Se han puesto en marcha varias iniciativas para acercar a los países de Asia Central en función de sus respectivas necesidades: Uzbekistán acoge cada vez a más trabajadores turcomanos, mientras que Kazajistán se impone como alternativa al mercado ruso para los inmigrantes uzbekos, kirguisos y kazajos.

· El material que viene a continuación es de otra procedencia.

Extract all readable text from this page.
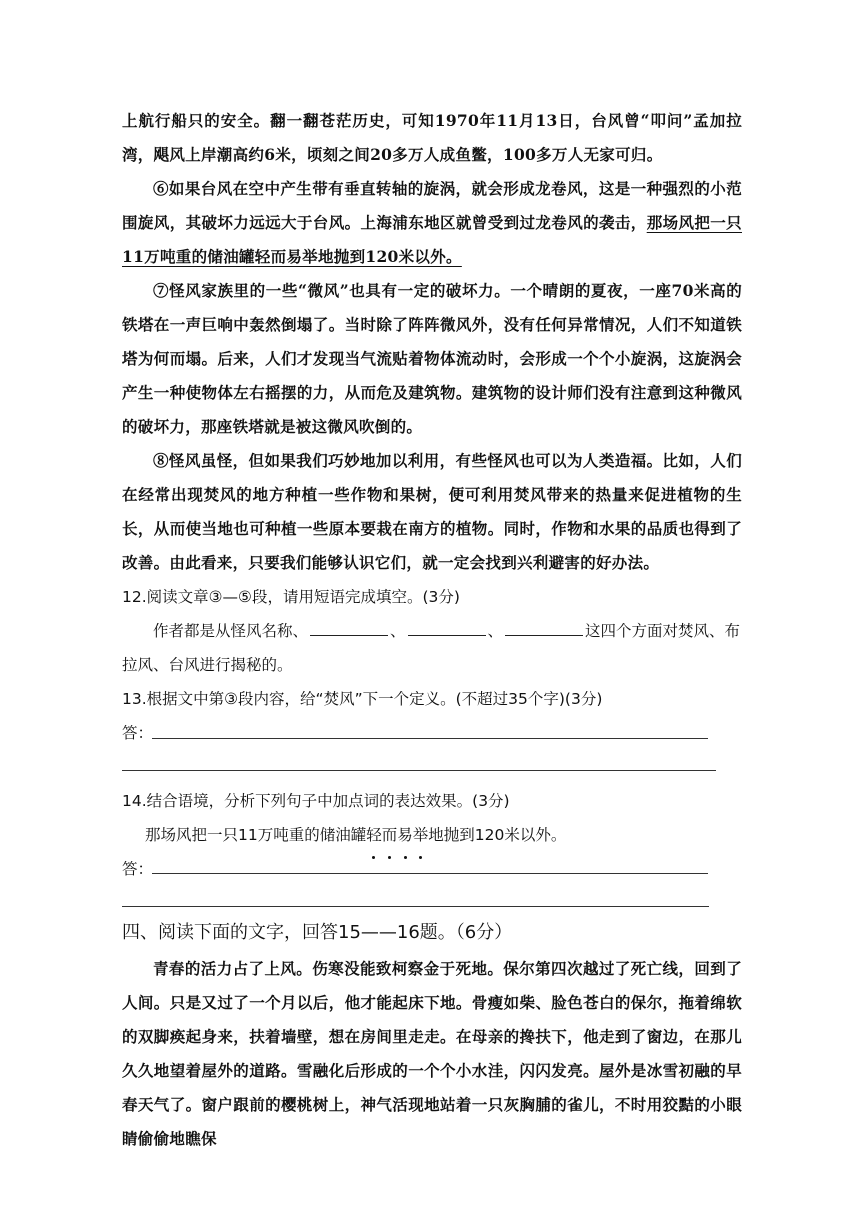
上航行船只的安全。翻一翻苍茫历史，可知1970年11月13日，台风曾“叩问”孟加拉湾，飓风上岸潮高约6米，顷刻之间20多万人成鱼鳖，100多万人无家可归。

⑥如果台风在空中产生带有垂直转轴的旋涡，就会形成龙卷风，这是一种强烈的小范围旋风，其破坏力远远大于台风。上海浦东地区就曾受到过龙卷风的袭击，那场风把一只11万吨重的储油罐轻而易举地抛到120米以外。

⑦怪风家族里的一些“微风”也具有一定的破坏力。一个晴朗的夏夜，一座70米高的铁塔在一声巨响中轰然倒塌了。当时除了阵阵微风外，没有任何异常情况，人们不知道铁塔为何而塌。后来，人们才发现当气流贴着物体流动时，会形成一个个小旋涡，这旋涡会产生一种使物体左右摇摆的力，从而危及建筑物。建筑物的设计师们没有注意到这种微风的破坏力，那座铁塔就是被这微风吹倒的。

⑧怪风虽怪，但如果我们巧妙地加以利用，有些怪风也可以为人类造福。比如，人们在经常出现焚风的地方种植一些作物和果树，便可利用焚风带来的热量来促进植物的生长，从而使当地也可种植一些原本要栽在南方的植物。同时，作物和水果的品质也得到了改善。由此看来，只要我们能够认识它们，就一定会找到兴利避害的好办法。

12.阅读文章③—⑤段，请用短语完成填空。(3分)

作者都是从怪风名称、	、	、	这四个方面对焚风、布拉风、台风进行揭秘的。

13.根据文中第③段内容，给“焚风”下一个定义。(不超过35个字)(3分)

答：

14.结合语境，分析下列句子中加点词的表达效果。(3分)

那场风把一只11万吨重的储油罐轻而易举地抛到120米以外。

答：

四、阅读下面的文字，回答15——16题。（6分）

青春的活力占了上风。伤寒没能致柯察金于死地。保尔第四次越过了死亡线，回到了人间。只是又过了一个月以后，他才能起床下地。骨瘦如柴、脸色苍白的保尔，拖着绵软的双脚痪起身来，扶着墙壁，想在房间里走走。在母亲的搀扶下，他走到了窗边，在那儿久久地望着屋外的道路。雪融化后形成的一个个小水洼，闪闪发亮。屋外是冰雪初融的早春天气了。窗户跟前的樱桃树上，神气活现地站着一只灰胸脯的雀儿，不时用狡黠的小眼睛偷偷地瞧保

Se están desarrollando nuevas asociaciones, en particular con Turquía, que cuenta con 200.000 ciudadanos de Asia Central, pero también con los países del Golfo y hasta Corea del Sur, que ha aumentado su cuota de trabajadores uzbekos a 100.000 personas en 2024 y ha firmado con Kirguistán un acuerdo que ofrece mayores oportunidades de empleo a sus ciudadanos.

Otra novedad destacable es la creciente acogida de trabajadores de Asia Central en los países europeos, empezando por el Reino Unido (donde el Brexit ha multiplicado los obstáculos para la contratación de europeos), pero también en Eslovaquia, la República Checa, Polonia, Bulgaria y Lituania. El desplazamiento de estos flujos hacia Europa —que explica, por ejemplo, la presencia de 1.500 inmigrantes uzbekos en la fábrica de Volkswagen Slovakia en Bratislava— sigue siendo relativamente modesto. No obstante, este desplazamiento era impensable hace diez años.

Rusia alimenta una situación eminentemente paradójica, que recuerda a la de Estados Unidos y varios países europeos, donde la extrema derecha domina el panorama o el debate político.Esta configuración pone de manifiesto todas las contradicciones de un sistema en el que los trabajadores blancos prefieren delegar ciertos sectores de actividad a los inmigrantes, mientras votan en contra de los flujos migratorios, y el Estado hace malabarismos entre estas reivindicaciones xenófobas y los intereses de los círculos económicos, que se conforman tanto con trabajadores uzbekos como con trabajadores eslovacos en las fábricas de Bratislava.